Over the past three posts, we’ve gone over many of the things that you need to show a child about using a camera and composing images. But, as always, there is still more to learn. This week, I’m going to show you something more abstract. In a nutshell, I’ll show you some ways to encourage the child to keep on learning, even after your lessons are done.
Learning to be Comfortable as a Photographer
The greatest challenge that any child will face is not one of photography, but the challenge of fitting in. Whether they’re at school or at play with their friends, every child wants to do what the other kids are doing so that they’re not labeled as an outcast. Carrying a camera along on field trips, to amusement parks or even on a trip to a local fair with their friends can make a kid feel like they don’t quite fit in with anyone else.
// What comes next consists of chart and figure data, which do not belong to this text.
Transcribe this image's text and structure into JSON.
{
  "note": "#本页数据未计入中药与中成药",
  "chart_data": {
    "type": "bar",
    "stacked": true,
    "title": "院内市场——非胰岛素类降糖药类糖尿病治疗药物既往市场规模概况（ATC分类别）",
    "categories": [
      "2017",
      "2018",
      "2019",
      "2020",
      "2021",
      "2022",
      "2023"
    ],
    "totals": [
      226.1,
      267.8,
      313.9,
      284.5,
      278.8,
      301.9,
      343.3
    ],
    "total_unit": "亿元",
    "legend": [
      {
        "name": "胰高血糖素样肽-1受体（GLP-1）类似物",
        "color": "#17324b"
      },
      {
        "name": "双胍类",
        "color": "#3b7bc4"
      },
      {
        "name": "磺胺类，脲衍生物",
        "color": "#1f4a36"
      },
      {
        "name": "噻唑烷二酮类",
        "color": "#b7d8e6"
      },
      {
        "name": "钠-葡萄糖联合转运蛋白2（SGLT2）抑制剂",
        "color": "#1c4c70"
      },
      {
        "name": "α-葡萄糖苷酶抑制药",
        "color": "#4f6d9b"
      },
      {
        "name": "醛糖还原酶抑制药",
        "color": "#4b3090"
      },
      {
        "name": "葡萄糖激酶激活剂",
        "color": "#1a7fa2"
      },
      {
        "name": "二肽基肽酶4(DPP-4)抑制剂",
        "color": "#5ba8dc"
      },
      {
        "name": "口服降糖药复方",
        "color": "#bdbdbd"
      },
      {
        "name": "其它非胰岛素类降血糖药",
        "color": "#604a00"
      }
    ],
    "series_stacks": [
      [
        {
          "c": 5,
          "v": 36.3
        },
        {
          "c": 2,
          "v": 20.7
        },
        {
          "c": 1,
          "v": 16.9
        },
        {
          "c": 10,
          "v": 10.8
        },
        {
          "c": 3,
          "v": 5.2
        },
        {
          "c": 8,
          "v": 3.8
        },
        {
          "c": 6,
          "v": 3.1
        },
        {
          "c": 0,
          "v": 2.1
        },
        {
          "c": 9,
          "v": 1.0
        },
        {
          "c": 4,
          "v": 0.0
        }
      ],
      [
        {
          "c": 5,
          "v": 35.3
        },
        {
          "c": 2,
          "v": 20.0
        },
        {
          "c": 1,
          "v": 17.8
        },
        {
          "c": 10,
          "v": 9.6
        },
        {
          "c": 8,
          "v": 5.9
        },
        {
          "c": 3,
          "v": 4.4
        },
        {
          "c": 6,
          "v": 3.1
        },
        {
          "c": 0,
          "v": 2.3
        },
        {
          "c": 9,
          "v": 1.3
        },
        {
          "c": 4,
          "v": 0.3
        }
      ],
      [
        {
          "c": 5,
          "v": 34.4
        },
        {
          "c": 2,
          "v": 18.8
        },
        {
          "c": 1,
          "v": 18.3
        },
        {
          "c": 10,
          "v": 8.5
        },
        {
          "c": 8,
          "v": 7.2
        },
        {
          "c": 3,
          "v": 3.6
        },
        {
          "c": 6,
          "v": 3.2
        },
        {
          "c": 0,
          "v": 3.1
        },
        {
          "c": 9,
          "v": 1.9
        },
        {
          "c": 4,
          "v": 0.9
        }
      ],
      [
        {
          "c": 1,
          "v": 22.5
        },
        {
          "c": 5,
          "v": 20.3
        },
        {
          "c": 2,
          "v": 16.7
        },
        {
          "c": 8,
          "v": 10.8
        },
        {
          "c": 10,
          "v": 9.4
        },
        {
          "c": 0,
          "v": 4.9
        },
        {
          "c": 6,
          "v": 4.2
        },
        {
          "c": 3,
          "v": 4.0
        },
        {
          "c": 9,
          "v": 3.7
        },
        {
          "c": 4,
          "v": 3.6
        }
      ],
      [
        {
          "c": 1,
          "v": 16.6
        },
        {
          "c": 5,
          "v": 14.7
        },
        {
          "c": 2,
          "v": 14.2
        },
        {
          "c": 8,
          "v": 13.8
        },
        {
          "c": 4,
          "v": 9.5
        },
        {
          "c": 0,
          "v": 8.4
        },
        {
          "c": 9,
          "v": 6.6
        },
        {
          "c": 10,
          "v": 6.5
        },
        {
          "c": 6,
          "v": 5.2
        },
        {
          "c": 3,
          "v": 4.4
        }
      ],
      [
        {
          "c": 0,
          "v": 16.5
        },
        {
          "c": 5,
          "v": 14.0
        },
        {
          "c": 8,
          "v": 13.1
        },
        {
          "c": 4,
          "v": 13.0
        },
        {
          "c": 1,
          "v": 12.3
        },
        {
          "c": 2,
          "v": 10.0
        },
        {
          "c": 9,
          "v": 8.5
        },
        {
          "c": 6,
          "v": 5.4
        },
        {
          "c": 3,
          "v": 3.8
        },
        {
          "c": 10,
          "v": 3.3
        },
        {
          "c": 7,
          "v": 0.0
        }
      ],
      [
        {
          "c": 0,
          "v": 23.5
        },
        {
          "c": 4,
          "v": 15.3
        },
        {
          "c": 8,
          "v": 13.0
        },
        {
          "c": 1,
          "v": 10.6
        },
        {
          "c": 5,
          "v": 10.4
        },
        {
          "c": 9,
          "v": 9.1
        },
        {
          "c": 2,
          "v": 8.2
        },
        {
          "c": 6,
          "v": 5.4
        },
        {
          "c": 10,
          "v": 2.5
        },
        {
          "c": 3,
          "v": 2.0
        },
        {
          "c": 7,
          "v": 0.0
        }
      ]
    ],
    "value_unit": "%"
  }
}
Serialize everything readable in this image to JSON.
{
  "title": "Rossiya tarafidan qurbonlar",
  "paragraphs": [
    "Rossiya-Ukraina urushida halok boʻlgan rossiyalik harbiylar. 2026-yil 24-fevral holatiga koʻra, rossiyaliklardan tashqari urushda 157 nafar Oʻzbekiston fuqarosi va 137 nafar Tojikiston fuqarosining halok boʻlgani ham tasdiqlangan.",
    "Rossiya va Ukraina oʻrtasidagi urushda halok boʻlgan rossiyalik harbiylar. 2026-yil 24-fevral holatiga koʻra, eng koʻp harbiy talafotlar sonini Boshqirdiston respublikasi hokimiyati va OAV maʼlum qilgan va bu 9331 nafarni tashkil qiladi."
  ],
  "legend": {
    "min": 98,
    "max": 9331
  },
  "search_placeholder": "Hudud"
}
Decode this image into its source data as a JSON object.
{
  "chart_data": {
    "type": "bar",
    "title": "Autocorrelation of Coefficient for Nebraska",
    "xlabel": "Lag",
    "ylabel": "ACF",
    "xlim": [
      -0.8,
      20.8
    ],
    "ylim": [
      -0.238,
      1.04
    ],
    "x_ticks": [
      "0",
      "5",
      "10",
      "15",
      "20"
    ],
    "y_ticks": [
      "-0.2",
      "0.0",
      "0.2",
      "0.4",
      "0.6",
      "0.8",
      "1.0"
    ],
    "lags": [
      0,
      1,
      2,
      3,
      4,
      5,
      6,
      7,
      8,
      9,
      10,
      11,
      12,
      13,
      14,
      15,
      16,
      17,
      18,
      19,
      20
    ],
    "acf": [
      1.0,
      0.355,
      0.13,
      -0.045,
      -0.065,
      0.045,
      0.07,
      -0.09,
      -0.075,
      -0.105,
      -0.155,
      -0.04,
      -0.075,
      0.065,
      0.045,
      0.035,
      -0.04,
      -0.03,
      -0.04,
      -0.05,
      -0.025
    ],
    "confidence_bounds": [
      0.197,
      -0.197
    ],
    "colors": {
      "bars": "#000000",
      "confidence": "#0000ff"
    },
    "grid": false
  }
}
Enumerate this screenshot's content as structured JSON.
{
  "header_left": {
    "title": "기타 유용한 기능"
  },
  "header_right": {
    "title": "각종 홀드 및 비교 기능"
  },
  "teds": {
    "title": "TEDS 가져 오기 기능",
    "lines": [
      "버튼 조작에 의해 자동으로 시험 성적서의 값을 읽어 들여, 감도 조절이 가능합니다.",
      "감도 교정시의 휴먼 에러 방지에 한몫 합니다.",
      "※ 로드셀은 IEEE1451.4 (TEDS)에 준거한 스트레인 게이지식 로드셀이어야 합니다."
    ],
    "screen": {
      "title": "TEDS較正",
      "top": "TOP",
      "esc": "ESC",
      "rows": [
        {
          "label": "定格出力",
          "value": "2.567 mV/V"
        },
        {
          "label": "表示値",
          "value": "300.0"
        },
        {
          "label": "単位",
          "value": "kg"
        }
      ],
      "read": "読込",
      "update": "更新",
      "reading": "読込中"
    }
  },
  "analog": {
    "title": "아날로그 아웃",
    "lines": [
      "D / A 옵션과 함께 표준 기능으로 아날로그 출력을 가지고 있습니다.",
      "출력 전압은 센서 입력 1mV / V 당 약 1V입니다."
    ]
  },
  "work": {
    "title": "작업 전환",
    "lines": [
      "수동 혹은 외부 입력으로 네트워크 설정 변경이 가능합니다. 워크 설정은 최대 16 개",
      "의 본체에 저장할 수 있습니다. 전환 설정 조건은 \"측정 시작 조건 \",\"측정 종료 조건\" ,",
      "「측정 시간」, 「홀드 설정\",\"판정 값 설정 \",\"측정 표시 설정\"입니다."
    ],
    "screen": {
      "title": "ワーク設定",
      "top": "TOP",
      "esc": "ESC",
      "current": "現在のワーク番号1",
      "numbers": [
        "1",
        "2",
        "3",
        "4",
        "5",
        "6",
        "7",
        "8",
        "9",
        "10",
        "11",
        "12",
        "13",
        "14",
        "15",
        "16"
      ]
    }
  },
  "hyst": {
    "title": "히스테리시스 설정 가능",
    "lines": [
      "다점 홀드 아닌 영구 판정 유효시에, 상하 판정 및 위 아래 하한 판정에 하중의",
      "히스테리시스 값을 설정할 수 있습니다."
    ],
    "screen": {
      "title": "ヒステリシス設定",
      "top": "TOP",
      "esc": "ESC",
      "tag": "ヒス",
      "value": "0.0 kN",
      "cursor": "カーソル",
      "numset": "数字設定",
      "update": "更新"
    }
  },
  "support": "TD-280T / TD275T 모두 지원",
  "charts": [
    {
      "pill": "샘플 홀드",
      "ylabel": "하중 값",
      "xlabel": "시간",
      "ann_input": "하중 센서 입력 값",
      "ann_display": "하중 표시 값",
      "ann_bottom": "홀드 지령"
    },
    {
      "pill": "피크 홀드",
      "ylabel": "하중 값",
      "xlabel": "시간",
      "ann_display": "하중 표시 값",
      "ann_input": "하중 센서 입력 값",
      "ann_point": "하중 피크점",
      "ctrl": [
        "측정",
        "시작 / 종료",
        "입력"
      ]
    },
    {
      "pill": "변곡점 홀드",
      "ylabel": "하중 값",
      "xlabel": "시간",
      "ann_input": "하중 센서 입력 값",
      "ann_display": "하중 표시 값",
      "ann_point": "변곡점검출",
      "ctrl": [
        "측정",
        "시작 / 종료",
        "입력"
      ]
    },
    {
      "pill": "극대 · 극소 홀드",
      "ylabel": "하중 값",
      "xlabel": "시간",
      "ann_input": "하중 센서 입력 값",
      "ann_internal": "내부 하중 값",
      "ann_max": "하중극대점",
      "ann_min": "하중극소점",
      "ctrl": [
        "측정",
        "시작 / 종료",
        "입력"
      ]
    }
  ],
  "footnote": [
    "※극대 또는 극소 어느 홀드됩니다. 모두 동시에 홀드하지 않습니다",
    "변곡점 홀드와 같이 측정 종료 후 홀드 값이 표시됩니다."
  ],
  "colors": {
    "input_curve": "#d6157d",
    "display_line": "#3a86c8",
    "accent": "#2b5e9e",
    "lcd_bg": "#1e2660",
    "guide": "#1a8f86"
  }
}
Of course, we older photographers know that this feeling fades with age and in fact, photography becomes something to be proud of — an art that we can share to brighten the lives of our friends and family. For the child that is afraid to be different, this is the challenge. To show him or her that their interest isn’t “nerdy,” but instead something that they should be proud to do. Help your child to be confident in their art, and you’ll see that photography becomes something that they’ll love to share with their friends, rather than something that sets them apart from whatever other kids might be doing. Who knows, your child’s confidence and enjoyment may even inspire some of their friends to pick up photography, too!
Always at the Ready
Chances are when a child is comfortable taking photos around his or her friends or schoolmates, then they’ll want to have a camera around all the time so that they don’t miss out on any opportunities. This is an attitude that should definitely be encouraged because we all know that the more photos you take, the more you’ll learn and grow.
Does this mean that you should send your child on field trips or outings with a highly expensive DSLR and lens kit? That choice is up to you, or the parents of the child. If you’re like most parents, the answer is likely no because even though you may trust the child to be responsible with the equipment, there are still too many ways that it can get lost, broken or stolen. Still, you’ll want the child to keep learning and growing, so what should you do? Here are some options:
- Purchase the child a smartphone to use as a camera while they’re out with friends.
- Invest in an inexpensive point-and-shoot camera that they can use. Nowadays, brands such as Nikon and Canon make wonderful little point-and-shoot cameras that are much less expensive than the majority of DSLR kits.
- Purchase an older DSLR kit. The thing about photography is that as each new generation of equipment is released, the older generations drop in price. It is relatively easy to find outdated DSLR kits for a small fraction of the cost of a current kit. Best of all, most of these older cameras and lenses are still perfectly serviceable. They might offer more noise at high ISO settings and they may not have other details like a bulb setting, but they’ll still take beautiful pictures in most, if not quite all, situations.
It seems like the purchase of an inexpensive “beater” camera is so that you and your child don’t feel so bad if something happens to the camera, but in actuality, there is another, larger lesson to be taught here. You see, the gear doesn’t make the photographer. The gear makes the photographer’s life slightly easier, but it is the photographer’s vision and knowledge that creates beautiful photographs. An inexpensive camera that the child can use while away from your watchful eye will help you to reinforce this lesson.
Learning to be Comfortable with People
It’s one thing to be comfortable enough that you can conspicuously carry your camera everywhere you go, but it is quite another to be so comfortable that you can ask perfect strangers to take their photo. And, if your child is not taking photos of people, then they’re missing out on a large sector of photography — one that they could potentially turn into a livelihood someday.
This thought takes me back to a college photography class that I took. One assignment was to take photos of people. Not sneaky, surreptitious photos, but to actually walk up to a stranger and ask them if I could take a photograph of them. This was an invaluable lesson because not only did I learn about photographing people, but it also helped me to overcome the fear and embarrassment of asking a stranger for a photograph.
This is a great exercise that you can do with your kids to get them over any fear of taking photographs of people. Next time you’re at the park or out and about, ask your child to take someone’s photo. You can even ask the subject for an email address to send them copies of the images.
The key thing to remember here is to always be safe. Make sure your child knows that it is never safe to speak to strangers if you aren’t able to supervise them!
This is the end of the lessons that I have to give, but it is certainly not the end of the learning process. Keep encouraging your child to take more photos, read about photography and study their own work and that of photographers that they admire. You may even look for local, regional and state photo contests that they can enter. Above all else, do everything you can to make sure your child keeps learning well into adulthood and beyond!